Mayor Sandy Stimpson plans to veto two proposed City Council amendments to the fiscal year 2015 budget.
Stimpson announced Monday afternoon that he would veto a proposal to extend the sales tax increase for 38 months, and instead would reintroduce his original proposal for a two-month extension only.
In a press release, Stimpson wrote that the citizens of Mobile “need to their voice heard regarding the long-term future of any additional sales tax.”
“If the citizens support such a tax, I ask that the City Council commit to working with the administration to identify the capital expenditure plan for the tax,” he wrote.
In addition, Stimpson wrote that a “year-by-year assessment of the city’s fiscal needs and productivity will help identify if a full or partial 1 percent is even necessary.”
As for the proposal to move $2.5 million from the capital fund to the general fund to pay for the health benefits of Medicare-eligible retirees, Stimpson said he would veto it because it took too much away from public safety.
“Because this veto affects city retirees, the intended beneficiaries of the amendment, I remain committed to evaluating the city’s new health plan cost-sharing model and coming to a fair and balanced outcome that will continue to take good care of those who have served this community for decades,” Stimpson wrote.
Stimpson stopped short of saying he would veto an amendment proposed by Councilwoman Bess Rich to give $1.5 million from the city’s capital fund, earmarked for parks and use it support the building of a county soccer complex.

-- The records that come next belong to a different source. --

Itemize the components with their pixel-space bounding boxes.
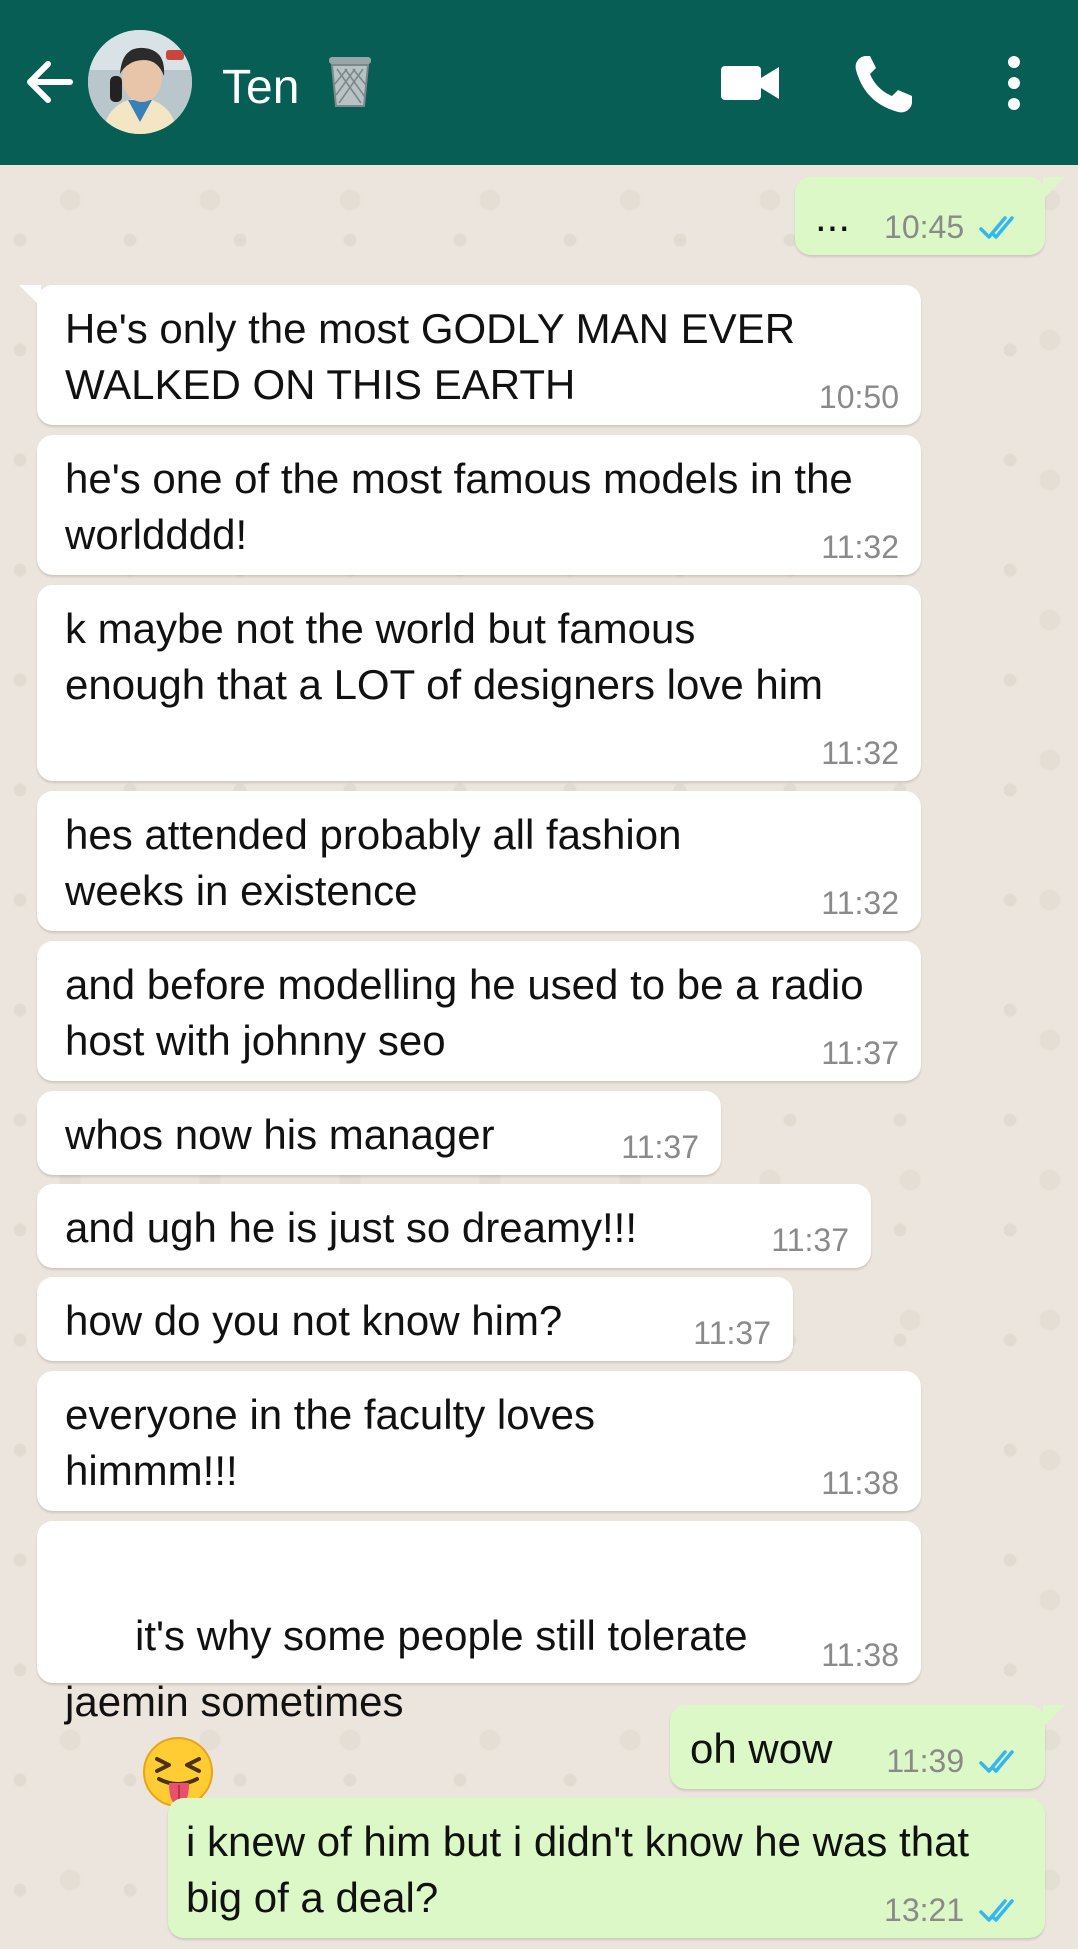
message-meta: 13:21 [884, 1892, 1025, 1928]
message-text: he's one of the most famous models in th… [65, 455, 865, 558]
read-ticks-icon [979, 1899, 1014, 1922]
message-bubble-incoming[interactable]: everyone in the faculty loves himmm!!! 1… [37, 1371, 921, 1511]
more-options-icon[interactable] [986, 48, 1042, 118]
wastebasket-emoji-icon [325, 53, 375, 109]
message-bubble-incoming[interactable]: how do you not know him? 11:37 [37, 1277, 793, 1361]
message-bubble-incoming[interactable]: k maybe not the world but famous enough … [37, 585, 921, 781]
read-ticks-icon [979, 216, 1014, 239]
message-bubble-incoming[interactable]: hes attended probably all fashion weeks … [37, 791, 921, 931]
message-meta: 11:39 [886, 1743, 1025, 1779]
message-bubble-incoming[interactable]: it's why some people still tolerate jaem… [37, 1521, 921, 1807]
message-time: 11:32 [821, 529, 899, 565]
message-text: and ugh he is just so dreamy!!! [65, 1204, 637, 1251]
message-time: 10:50 [818, 379, 899, 415]
message-text: how do you not know him? [65, 1297, 563, 1344]
message-bubble-incoming[interactable]: and before modelling he used to be a rad… [37, 941, 921, 1081]
message-time: 11:38 [821, 1637, 899, 1673]
message-bubble-incoming[interactable]: and ugh he is just so dreamy!!! 11:37 [37, 1184, 871, 1268]
video-call-icon[interactable] [715, 48, 785, 118]
message-time: 11:39 [886, 1743, 965, 1779]
back-arrow-icon[interactable] [18, 50, 82, 114]
message-text: whos now his manager [65, 1111, 495, 1158]
message-text: k maybe not the world but famous enough … [65, 605, 824, 708]
message-time: 11:37 [621, 1129, 699, 1165]
message-list[interactable]: ... 10:45 He's only the most GODLY MAN E… [0, 165, 1078, 1949]
message-time: 11:37 [821, 1035, 899, 1071]
message-text-content: it's why some people still tolerate jaem… [65, 1612, 760, 1725]
message-time: 11:37 [693, 1315, 771, 1351]
message-time: 13:21 [884, 1892, 965, 1928]
phone-call-icon[interactable] [848, 48, 918, 118]
message-text: hes attended probably all fashion weeks … [65, 811, 694, 914]
message-bubble-incoming[interactable]: he's one of the most famous models in th… [37, 435, 921, 575]
message-bubble-incoming[interactable]: He's only the most GODLY MAN EVER WALKED… [19, 285, 921, 425]
message-text: and before modelling he used to be a rad… [65, 961, 876, 1064]
chat-header: Ten [0, 0, 1078, 165]
contact-avatar[interactable] [88, 30, 192, 134]
message-time: 11:32 [821, 885, 899, 921]
read-ticks-icon [979, 1750, 1014, 1773]
contact-name[interactable]: Ten [222, 53, 375, 118]
message-meta: 10:45 [884, 209, 1025, 245]
message-bubble-incoming[interactable]: whos now his manager 11:37 [37, 1091, 721, 1175]
message-bubble-outgoing[interactable]: oh wow 11:39 [670, 1705, 1065, 1789]
contact-name-text: Ten [222, 61, 300, 114]
message-time: 11:38 [821, 1465, 899, 1501]
message-text: everyone in the faculty loves himmm!!! [65, 1391, 607, 1494]
message-time: 10:45 [884, 209, 965, 245]
message-text: He's only the most GODLY MAN EVER WALKED… [65, 305, 807, 408]
message-bubble-outgoing[interactable]: ... 10:45 [795, 177, 1065, 255]
message-time: 11:32 [821, 735, 899, 771]
message-bubble-outgoing[interactable]: i knew of him but i didn't know he was t… [168, 1798, 1045, 1938]
message-time: 11:37 [771, 1222, 849, 1258]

He wrote that he would reserve further comment on it until the more questions were answered.
He said he wants to know the answers to questions involving costs, funding, location and economic impact of the complex.
Stimpson also called for a strategic visioning session for 2015. He said the session, which will involve administration staff, himself, and the City Council, will promote a “candid exchange of ideas about the administration’s plans for fical year 2015 and how we can partner with the council in producing tangible results.”
The council will meet in its regularly scheduled meeting tomorrow. State law requires the city to pass a balanced budget by Oct. 1.